When smoking laws became stricter, there was a lot of discussion in society. One might even say there was a strong polarization, where on the one hand newspaper articles appeared that claimed how outlawing smoking in the train was ‘totalitarian’, while we also had family members who would no longer allow people to smoke inside their house, which led my parents (both smokers) to stop visiting these family members. Changing norms leads to conflict. People feel personally attacked, they become uncertain, and in the discussions that follow we will see all opinions ranging from how people should be free to do what they want, to how people who smoke should pay more for healthcare.

We’ve seen the same in scientific reform, although the discussion is more often along the lines of how smoking can’t be that bad if my 95 year old grandmother has been smoking a packet a day for 70 years and feels perfectly fine, to how alcohol use or lack of exercise are much bigger problems and why isn’t anyone talking about those.

But throughout all this discussion, norms just change.

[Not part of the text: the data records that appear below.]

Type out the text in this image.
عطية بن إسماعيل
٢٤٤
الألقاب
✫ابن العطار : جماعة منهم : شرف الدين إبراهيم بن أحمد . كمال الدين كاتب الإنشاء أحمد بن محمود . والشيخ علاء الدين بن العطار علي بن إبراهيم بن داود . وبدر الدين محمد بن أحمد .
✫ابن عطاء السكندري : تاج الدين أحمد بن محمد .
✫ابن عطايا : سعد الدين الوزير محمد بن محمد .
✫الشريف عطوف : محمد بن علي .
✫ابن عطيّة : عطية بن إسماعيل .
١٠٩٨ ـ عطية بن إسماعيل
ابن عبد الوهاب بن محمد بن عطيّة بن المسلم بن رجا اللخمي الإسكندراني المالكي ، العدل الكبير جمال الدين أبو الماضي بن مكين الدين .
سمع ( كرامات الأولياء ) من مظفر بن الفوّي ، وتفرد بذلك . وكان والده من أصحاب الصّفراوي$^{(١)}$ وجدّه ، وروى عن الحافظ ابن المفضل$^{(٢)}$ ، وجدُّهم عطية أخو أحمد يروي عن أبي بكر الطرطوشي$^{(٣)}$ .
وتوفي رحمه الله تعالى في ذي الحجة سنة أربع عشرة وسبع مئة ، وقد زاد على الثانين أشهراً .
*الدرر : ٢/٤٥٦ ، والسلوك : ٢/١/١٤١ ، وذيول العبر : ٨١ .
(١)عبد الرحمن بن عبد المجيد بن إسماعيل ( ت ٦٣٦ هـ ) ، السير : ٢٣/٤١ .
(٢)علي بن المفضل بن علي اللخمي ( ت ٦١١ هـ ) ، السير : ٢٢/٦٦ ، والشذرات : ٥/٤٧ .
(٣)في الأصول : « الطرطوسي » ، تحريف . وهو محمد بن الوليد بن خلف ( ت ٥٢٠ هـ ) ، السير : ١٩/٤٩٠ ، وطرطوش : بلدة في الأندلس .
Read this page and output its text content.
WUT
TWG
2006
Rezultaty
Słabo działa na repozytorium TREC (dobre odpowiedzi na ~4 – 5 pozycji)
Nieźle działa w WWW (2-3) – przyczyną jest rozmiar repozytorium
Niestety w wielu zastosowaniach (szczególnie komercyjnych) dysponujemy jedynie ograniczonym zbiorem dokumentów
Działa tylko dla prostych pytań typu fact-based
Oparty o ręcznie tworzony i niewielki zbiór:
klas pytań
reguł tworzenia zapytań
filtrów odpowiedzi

Even my parents stopped smoking inside their own home around a decade ago. The Dutch National Body for Scientific Integrity has classified p-hacking and optional stopping as violations of research integrity. Science is continuously improving, but change is slow. Someone once explained to me that correcting the course of science is like steering an oil tanker - any change in direction takes a while to be noticed. But when change happens, it’s worth standing still to reflect on it, and look at how far we’ve come.